Social media white paper: what can we be selling that is better to buy than impressions?
As requested, I have republished the white paper into separate blog posts so that each section can be commented on. This post focuses on the seventh section – what can we be selling that is better to buy than impressions? You can still download the full paper by clicking the link: Distributed influence: quantifying the impact of social media (PDF).
Links to all sections:
- why is it important to measure online influence?
- social media index
- defining influence
- is influence what we should measure?
- should marketers target influencers or the easily influenced?
- what can we be selling that is better to buy than impressions?
- what are the origins of influence?
- the move to micro communications
- be cautious
- a formula to understand influence
- what makes this actionable?
What can we be selling that is better to buy than impressions?
If inbound links and other ‘popularity measures’ are redundant, the roundtable queried whether it was possible to sell:
2) A meme
3) Search results
As an alternative, Jeff Jarvis highlighted Flickr’s innovative way of approaching this. Although the methodology of this contains a large amount of secret source, the concept, was explained as follows:
- What amount of effort goes into a photo – i.e. number of links, number of comments, use of tags etc.
- A social analysis – the relationship that emerges based on the photo and not the photographer.
- A mapping of the first two points.
The redeeming social value is an aggregated metric of these points.
The reason why this methodology resonated with the group was that it tried to calculate influence in an alternative manner.
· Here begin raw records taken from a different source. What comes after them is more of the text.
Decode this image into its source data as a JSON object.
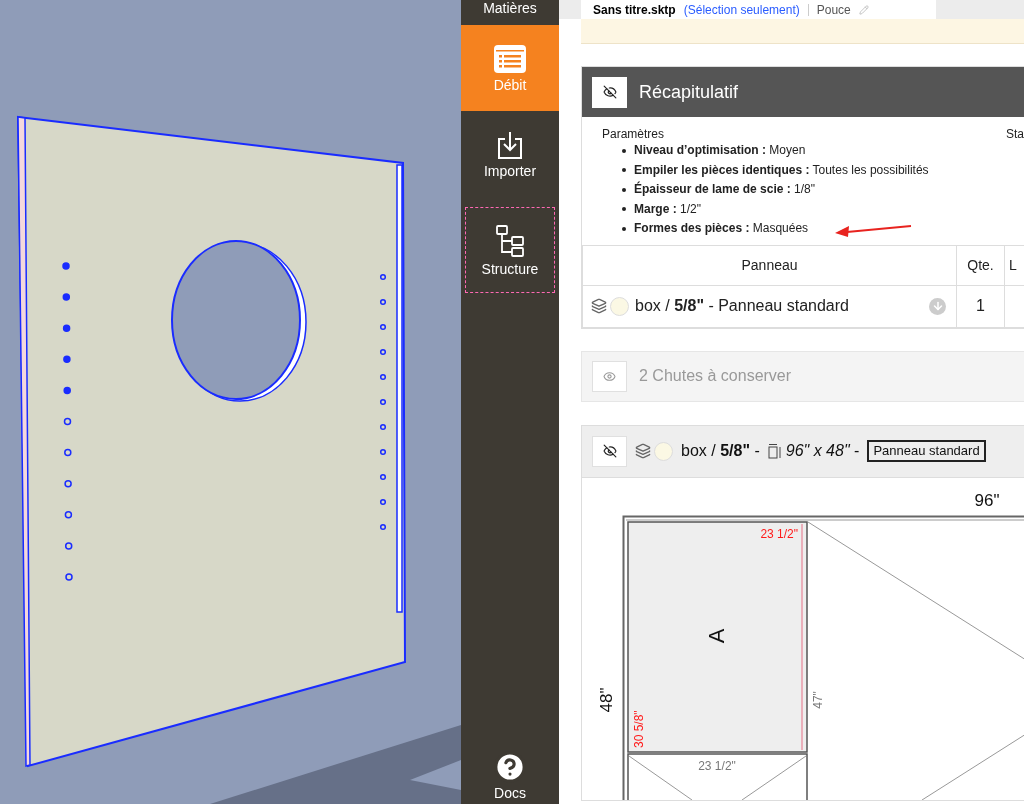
{
  "document_tab": {
    "filename": "Sans titre.sktp",
    "scope": "(Sélection seulement)",
    "unit": "Pouce"
  },
  "sidebar": {
    "items": [
      {
        "label": "Matières",
        "kind": "materials",
        "selected": false,
        "focused": false
      },
      {
        "label": "Débit",
        "kind": "cutlist",
        "selected": true,
        "focused": false
      },
      {
        "label": "Importer",
        "kind": "import",
        "selected": false,
        "focused": false
      },
      {
        "label": "Structure",
        "kind": "structure",
        "selected": false,
        "focused": true
      }
    ],
    "help": {
      "label": "Docs"
    }
  },
  "summary": {
    "title": "Récapitulatif",
    "collapsed": false,
    "parameters_heading": "Paramètres",
    "stats_heading": "Sta",
    "parameters": [
      "**Niveau d’optimisation :** Moyen",
      "**Empiler les pièces identiques :** Toutes les possibilités",
      "**Épaisseur de lame de scie :** 1/8\"",
      "**Marge :** 1/2\"",
      "**Formes des pièces :** Masquées"
    ],
    "table": {
      "columns": [
        "Panneau",
        "Qte.",
        "L"
      ],
      "rows": [
        {
          "panel": "box / **5/8\"** - Panneau standard",
          "quantity": "1"
        }
      ]
    }
  },
  "offcuts": {
    "title": "2 Chutes à conserver",
    "collapsed": true
  },
  "sheet": {
    "title": "box / **5/8\"** -",
    "size": "*96\" x 48\"* -",
    "type": "Panneau standard",
    "collapsed": false,
    "diagram": {
      "width_label": "96\"",
      "height_label": "48\"",
      "part": {
        "label": "A",
        "width": "23 1/2\"",
        "length": "30 5/8\""
      },
      "offcut_labels": [
        "47\"",
        "23 1/2\""
      ]
    }
  }
}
This approach did not look at the creator but rather the effort that went into the publication and the amount of discussion that it created amongst a wider community.
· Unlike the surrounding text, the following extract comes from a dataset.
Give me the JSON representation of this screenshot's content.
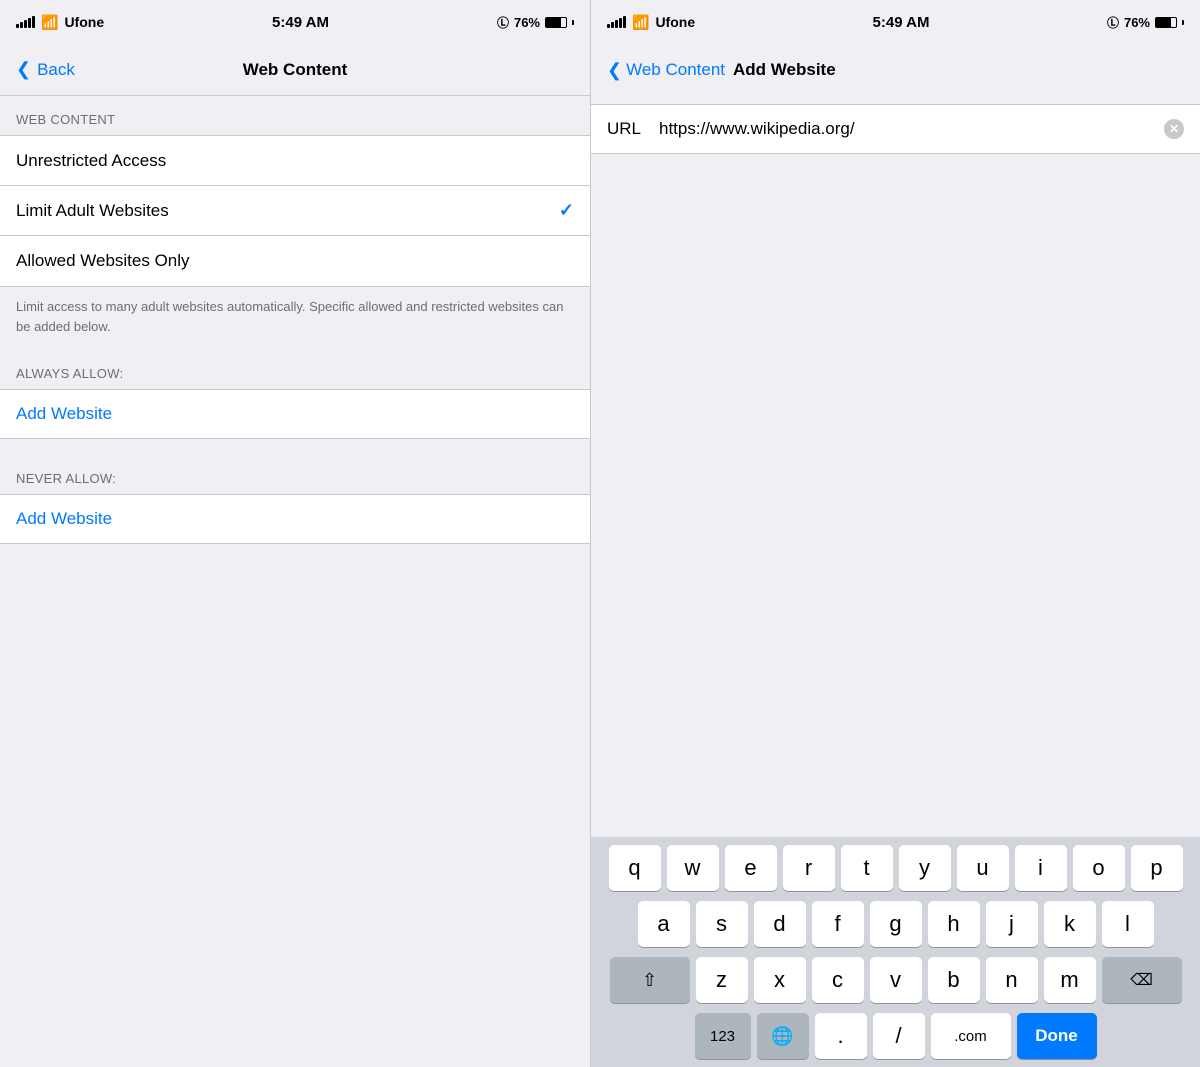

Popularity is a meaningless measure – Jeff Jarvis
In this instance, popularity was not the primary metric as effort and dialogue were now included. The roundtable agreed that any meaningful social media metric had to ensure that popularity measures were not promoted at the expense of these other factors.
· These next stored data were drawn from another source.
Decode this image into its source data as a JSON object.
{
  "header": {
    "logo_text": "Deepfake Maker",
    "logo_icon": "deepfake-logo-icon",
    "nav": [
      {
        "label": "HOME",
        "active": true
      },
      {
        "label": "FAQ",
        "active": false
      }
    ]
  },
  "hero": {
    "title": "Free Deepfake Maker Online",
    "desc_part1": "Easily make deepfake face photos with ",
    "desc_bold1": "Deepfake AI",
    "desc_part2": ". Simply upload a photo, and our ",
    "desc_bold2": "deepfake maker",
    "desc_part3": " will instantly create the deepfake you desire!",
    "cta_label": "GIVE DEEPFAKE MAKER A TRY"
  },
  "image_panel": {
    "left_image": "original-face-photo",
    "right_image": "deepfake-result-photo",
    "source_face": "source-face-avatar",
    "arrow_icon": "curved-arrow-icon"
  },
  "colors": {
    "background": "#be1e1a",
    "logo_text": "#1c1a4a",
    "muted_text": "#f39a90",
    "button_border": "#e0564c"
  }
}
To get to one standard of measurement, we would need access to and the ability to aggregate all data, and that demands a whole new level of openness and sharing that is not available.
Regardless, there was general consensus that we may never be able to get to one standard. This is because this ‘old world thinking’ implies that the people with the money are in control.
We believe the inverse is true, and thus it’s the people with the content who will dictate – or at a minimum have an equal say in dictating – the metric standards by which their content is monetized.